Fue a un armarito y tomó un maletín.
Dirigiéndose luego a su laboratorio, empezó a meter instrumentos y frascos en
el maletín. Cuando llamaron a la puerta ya estaba preparado.
- Tú defiende
entre tanto la plaza, Bonita - dijo a la gata -. Tengo que ver a un hombre para
hablar de un ratón.
Se unió a los
dos policías que esperaban frente a la puerta, y éstos le escoltaron a través
de la muchedumbre y, después de atravesar el círculo de los elegidos, penetró
en la tienda.
Había un grupo
muy numeroso reunido en torno al cilindro. Bill atisbó por encima de los
hombros de los presentes y vio que el cilindro estaba limpiamente partido en
dos mitades. Su interior era hueco y estaba almohadillado con algo que parecía
cuero suave, pero más blando. Un hombre, arrodillado junto a un extremo, estaba
dirigiendo la palabra a los reunidos:
-...ni trazas
de motor ni de cualquier clase de mecanismo. Ni un solo alambre, ni un gramo ni
una gota de carburante. Sólo un cilindro hueco, con el interior acolchado.

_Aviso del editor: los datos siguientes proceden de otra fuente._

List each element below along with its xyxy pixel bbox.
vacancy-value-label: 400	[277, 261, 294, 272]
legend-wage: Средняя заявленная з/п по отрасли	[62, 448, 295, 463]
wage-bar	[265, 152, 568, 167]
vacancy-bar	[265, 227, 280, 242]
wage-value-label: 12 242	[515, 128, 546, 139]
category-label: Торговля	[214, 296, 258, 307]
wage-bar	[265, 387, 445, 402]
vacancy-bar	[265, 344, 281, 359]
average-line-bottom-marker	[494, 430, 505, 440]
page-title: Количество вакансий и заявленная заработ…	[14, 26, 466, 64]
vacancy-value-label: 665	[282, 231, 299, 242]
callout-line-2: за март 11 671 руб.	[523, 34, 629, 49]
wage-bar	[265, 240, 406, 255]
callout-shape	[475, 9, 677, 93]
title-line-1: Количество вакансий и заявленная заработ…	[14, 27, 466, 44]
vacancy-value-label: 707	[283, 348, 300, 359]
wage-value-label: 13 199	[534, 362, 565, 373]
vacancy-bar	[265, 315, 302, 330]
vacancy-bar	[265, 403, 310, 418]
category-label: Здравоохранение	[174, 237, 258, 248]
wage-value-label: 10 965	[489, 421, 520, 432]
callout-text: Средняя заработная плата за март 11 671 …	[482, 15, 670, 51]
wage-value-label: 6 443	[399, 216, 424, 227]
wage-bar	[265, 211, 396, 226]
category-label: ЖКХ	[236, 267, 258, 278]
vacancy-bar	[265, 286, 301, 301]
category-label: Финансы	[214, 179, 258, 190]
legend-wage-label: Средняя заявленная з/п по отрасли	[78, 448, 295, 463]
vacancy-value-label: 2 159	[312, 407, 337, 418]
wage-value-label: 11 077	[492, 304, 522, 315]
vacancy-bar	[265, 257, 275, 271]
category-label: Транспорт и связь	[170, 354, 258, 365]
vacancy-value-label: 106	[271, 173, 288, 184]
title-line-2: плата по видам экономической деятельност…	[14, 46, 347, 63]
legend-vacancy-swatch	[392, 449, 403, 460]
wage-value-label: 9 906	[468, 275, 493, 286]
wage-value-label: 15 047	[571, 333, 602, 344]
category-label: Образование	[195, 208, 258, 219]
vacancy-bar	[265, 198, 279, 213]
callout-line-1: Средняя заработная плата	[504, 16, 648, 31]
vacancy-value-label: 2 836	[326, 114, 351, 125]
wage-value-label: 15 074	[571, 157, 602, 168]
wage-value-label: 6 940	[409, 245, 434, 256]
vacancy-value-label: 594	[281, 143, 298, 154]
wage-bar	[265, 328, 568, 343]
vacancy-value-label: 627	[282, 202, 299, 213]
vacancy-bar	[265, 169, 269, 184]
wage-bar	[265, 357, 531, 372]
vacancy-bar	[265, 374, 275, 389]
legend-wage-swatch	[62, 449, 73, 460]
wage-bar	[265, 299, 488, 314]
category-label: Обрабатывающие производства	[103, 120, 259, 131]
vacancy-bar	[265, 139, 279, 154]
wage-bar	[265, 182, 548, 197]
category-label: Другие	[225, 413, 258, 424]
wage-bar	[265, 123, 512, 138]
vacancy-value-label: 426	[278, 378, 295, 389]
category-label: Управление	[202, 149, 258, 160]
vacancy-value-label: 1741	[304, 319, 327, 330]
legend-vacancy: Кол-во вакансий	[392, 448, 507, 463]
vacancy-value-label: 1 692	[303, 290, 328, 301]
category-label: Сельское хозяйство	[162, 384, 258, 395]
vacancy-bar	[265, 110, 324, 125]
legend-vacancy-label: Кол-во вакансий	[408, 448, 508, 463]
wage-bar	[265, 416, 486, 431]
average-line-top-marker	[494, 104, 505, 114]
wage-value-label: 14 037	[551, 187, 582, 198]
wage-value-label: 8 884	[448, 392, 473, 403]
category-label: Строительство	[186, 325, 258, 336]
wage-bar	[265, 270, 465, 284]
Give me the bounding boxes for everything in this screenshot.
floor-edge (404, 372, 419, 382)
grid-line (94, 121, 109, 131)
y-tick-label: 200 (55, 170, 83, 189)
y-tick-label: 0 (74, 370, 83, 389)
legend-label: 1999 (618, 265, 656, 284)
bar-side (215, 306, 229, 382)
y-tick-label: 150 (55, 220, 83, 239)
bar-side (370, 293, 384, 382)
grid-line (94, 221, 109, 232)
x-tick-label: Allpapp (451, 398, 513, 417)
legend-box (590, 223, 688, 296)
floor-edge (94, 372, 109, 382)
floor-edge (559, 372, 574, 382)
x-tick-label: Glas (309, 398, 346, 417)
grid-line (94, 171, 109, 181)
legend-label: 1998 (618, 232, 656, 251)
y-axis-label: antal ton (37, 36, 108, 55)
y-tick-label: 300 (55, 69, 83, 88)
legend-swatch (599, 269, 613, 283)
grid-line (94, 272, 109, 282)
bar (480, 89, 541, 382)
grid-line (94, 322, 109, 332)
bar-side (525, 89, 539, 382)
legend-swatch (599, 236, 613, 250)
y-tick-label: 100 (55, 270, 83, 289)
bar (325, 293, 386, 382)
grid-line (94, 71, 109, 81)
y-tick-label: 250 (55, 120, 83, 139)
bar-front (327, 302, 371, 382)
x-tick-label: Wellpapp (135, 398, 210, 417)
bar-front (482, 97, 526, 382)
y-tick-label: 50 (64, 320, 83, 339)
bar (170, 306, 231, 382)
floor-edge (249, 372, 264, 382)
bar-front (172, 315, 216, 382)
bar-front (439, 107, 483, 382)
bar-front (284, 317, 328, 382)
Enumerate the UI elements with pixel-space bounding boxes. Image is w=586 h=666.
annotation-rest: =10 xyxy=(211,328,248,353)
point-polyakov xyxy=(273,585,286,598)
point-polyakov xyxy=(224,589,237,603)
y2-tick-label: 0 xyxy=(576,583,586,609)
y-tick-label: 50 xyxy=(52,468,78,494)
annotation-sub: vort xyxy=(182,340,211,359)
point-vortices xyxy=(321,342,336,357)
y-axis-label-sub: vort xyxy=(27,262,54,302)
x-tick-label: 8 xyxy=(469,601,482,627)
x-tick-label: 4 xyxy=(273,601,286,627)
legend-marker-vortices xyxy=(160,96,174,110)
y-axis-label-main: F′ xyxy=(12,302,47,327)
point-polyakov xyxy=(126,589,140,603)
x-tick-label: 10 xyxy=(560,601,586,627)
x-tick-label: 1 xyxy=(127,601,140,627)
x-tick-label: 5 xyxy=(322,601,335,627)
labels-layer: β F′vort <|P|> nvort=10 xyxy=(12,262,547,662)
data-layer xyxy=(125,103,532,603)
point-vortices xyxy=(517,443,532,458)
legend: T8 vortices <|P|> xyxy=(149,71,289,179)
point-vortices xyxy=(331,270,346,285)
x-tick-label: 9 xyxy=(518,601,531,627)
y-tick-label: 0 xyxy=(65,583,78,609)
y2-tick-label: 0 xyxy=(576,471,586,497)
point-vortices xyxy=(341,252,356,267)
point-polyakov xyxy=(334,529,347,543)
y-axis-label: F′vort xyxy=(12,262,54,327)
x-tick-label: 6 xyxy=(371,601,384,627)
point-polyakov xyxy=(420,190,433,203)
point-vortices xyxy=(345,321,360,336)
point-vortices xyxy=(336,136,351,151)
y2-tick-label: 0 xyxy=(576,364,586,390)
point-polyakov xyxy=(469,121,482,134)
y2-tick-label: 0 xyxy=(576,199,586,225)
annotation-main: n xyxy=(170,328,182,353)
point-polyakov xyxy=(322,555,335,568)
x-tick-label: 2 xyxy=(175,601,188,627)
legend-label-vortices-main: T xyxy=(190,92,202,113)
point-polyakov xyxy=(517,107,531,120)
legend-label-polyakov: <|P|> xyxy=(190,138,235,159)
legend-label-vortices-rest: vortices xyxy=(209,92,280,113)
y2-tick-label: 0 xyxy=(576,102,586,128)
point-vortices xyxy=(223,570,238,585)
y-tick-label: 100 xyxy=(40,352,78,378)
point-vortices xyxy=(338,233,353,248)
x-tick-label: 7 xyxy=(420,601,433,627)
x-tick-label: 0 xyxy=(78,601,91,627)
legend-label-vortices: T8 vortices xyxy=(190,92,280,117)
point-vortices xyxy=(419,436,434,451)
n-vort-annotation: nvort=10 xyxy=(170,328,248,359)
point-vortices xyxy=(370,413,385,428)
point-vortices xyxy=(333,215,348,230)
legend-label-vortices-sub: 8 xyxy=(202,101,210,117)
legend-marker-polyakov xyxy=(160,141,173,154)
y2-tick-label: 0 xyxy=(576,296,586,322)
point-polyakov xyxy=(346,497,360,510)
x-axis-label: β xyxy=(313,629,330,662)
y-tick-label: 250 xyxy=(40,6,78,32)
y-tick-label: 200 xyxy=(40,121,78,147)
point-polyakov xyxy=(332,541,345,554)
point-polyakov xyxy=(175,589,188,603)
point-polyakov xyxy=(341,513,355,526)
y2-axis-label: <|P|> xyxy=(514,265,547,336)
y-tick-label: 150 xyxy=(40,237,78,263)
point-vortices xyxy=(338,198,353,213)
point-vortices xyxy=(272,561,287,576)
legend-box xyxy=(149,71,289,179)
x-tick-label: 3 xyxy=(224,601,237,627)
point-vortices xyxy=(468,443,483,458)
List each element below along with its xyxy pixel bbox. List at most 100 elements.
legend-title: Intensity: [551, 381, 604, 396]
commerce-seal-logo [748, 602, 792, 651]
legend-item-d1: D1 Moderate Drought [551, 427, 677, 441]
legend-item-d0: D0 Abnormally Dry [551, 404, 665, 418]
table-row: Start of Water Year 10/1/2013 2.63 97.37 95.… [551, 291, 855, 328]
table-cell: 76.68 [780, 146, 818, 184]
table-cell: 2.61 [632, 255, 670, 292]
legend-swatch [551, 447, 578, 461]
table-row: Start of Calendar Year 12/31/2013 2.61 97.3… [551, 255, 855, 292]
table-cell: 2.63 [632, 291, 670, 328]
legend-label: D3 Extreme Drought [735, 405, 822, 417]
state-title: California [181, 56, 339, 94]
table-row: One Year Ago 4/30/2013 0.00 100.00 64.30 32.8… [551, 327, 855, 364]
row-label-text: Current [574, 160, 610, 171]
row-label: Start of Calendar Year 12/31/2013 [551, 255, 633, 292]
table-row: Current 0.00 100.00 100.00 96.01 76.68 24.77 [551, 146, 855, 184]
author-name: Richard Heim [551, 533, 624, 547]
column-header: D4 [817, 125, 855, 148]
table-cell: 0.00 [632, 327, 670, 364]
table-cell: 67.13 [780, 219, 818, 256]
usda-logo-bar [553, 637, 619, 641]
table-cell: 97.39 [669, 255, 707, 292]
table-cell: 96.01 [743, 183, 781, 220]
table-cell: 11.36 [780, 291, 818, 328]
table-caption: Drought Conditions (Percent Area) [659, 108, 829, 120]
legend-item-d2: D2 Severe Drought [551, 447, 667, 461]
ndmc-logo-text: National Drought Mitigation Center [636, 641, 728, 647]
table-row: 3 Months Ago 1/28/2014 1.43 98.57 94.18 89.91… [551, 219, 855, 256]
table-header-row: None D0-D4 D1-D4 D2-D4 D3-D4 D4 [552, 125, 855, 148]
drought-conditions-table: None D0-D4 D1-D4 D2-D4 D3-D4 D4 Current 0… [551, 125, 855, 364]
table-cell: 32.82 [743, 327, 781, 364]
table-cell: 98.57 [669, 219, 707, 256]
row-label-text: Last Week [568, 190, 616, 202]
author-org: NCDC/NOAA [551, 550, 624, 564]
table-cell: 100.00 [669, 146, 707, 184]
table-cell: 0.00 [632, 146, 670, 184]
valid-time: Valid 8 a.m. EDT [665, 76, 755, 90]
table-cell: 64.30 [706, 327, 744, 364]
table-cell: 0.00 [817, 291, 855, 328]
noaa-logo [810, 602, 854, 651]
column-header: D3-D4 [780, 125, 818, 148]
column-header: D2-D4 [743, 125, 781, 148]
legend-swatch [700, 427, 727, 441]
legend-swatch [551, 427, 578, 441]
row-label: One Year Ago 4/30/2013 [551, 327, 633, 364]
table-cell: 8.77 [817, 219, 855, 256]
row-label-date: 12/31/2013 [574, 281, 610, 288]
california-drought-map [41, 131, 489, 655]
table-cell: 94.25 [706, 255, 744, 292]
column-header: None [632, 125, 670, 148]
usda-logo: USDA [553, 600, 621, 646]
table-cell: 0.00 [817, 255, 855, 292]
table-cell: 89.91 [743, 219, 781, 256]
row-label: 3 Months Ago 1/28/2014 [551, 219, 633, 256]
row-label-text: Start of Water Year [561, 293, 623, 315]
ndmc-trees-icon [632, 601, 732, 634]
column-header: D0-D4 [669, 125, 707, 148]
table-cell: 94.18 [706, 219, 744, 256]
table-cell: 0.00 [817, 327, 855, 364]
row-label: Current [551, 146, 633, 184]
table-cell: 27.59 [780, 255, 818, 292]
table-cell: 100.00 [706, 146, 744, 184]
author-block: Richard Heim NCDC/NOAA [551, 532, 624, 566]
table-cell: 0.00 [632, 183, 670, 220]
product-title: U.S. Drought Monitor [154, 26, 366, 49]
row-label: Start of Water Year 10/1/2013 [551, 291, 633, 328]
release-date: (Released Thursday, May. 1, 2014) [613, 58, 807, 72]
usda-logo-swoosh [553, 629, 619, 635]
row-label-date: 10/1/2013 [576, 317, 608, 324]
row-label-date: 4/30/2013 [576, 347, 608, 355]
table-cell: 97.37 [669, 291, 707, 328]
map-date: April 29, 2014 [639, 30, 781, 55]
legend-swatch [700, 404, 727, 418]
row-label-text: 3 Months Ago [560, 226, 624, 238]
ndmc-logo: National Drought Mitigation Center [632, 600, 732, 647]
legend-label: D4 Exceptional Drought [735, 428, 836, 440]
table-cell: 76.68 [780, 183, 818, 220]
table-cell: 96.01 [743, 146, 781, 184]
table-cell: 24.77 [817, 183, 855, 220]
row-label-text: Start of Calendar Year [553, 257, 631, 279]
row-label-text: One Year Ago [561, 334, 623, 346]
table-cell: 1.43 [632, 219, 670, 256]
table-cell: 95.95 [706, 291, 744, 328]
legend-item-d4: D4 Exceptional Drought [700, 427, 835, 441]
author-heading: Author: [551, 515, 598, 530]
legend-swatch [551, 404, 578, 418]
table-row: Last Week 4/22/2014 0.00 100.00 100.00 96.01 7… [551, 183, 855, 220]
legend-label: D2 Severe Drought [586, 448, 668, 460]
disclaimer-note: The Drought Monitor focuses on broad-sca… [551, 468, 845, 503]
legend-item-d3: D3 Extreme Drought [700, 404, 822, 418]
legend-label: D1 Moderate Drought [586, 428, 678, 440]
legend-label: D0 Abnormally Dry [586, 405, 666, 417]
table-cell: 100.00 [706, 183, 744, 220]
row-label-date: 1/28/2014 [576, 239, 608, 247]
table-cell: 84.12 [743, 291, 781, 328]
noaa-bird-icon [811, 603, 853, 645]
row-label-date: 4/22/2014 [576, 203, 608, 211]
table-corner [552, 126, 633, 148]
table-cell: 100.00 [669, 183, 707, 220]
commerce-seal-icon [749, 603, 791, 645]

Señores, es imposible que este chisme haya viajado por sus propios medios por
el espacio. Pero la verdad es que ha llegado hasta aquí, y desde fuera de la
Tierra. Gravesend afirma que la materia de que está compuesto es extraterrestre
sin lugar a dudas. Señores, no sé qué decirles.
Se elevó otra
voz:
- Tengo una
idea, comandante.
La voz
pertenecía al sujeto sobre cuyo hombro Bill Wheeler estaba atisbando... y
apoyándose. Bill reconoció la voz y su dueño con sobresalto. Era el Presidente
de los Estados Unidos en persona. Inmediatamente, Bill dejó de apoyarse en él.
- Yo no soy un
hombre de ciencia - dijo el primer magistrado de la nación -. Y lo que voy a
decir no es más que una simple hipótesis. ¿Recuerdan ustedes el chorro de fuego
que lanzó por aquel único orificio de escape? Eso pudiera haber significado la
destrucción, la desaparición del mecanismo o el combustible de este aparato.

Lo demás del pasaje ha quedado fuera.